Thursday, September 23, 2010

Pope "Succeeds" In Britain

I read a report of strangely triumphant sentiments issuing from Rome following the pope's trip to Britain. Since this trip gained mainstream attention, I have heard nothing but negative feedback from people I know in the UK regarding the pope, the trip, and Roman Catholicism in general. (In a sense, it was almost nice to hear people irrationally attacking something other than Islam for a change.) In spite of this general perception (at least for my part) of negativity if not hostility toward the pope, the Vatican is calling the trip a "great success." Examples of this success are curious.

Benedict's warning about the dangers of an increasingly secularized society had been received "with profound interest" from Britons as a whole.

And why shouldn't they be?
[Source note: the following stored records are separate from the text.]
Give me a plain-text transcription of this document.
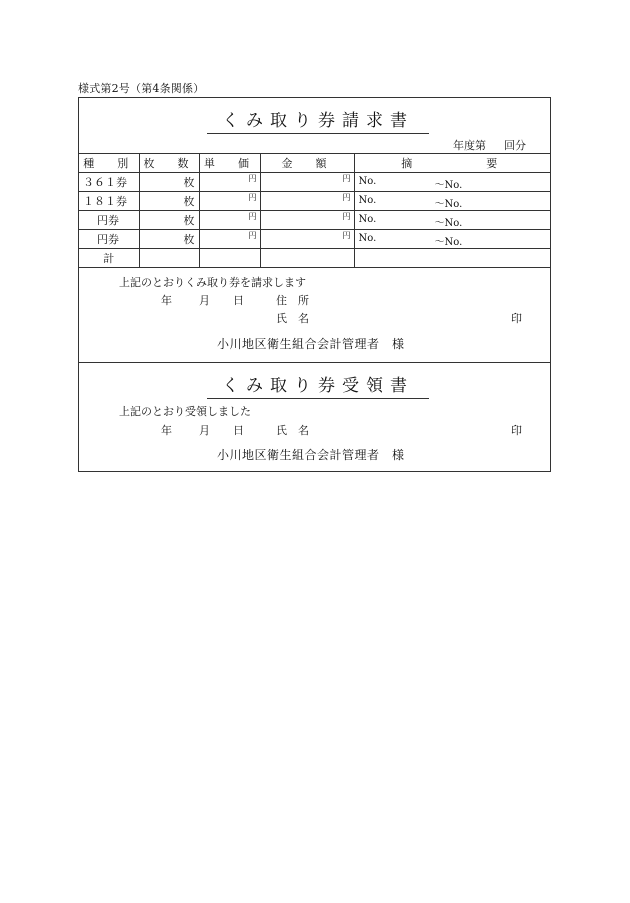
様式第2号（第4条関係）
くみ取り券請求書
年度第 回分
種　別	枚　数	単　価	金　額	摘　　　　要
３６１券	枚	円	円	No. 〜No.

１８１券	枚	円	円	No. 〜No.

円券	枚	円	円	No. 〜No.

円券	枚	円	円	No. 〜No.

計				
上記のとおりくみ取り券を請求します
年 月 日	住　所
氏　名	印
小川地区衛生組合会計管理者　様
くみ取り券受領書
上記のとおり受領しました
年 月 日	氏　名	印
小川地区衛生組合会計管理者　様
I'd be profoundly interested to hear from the Vatican that my country had descended into moral degradation. I'd not only be interested; I'd be interested in how he justifies the moral hypocrisy as many citizens of the UK were. (A question quite rightly arises in the mind: what concern of the pope's is the secularization of England when his church is being rocked by yet another wave of sex abuse scandals.) I would be most interested in how the aggressive atheism in Britain had earned my country the label "third world."

I'd also be interested in why, for the first time ever, the faithful were charged an entry fee into papal appearances - in addition, of course, to the millions in tax dollars that were spent to accommodate him.

So perhaps "profound interest" is the best way to describe the British response. The Prime Minister said it even better:

[The pope] challenged the whole country to sit up and think, and that can only be a good thing.


The only problem is, that when the country sat up and thought, they didn't like what they concluded about Catholicism. However the Vatican is measuring success, I cannot imagine how that qualifies.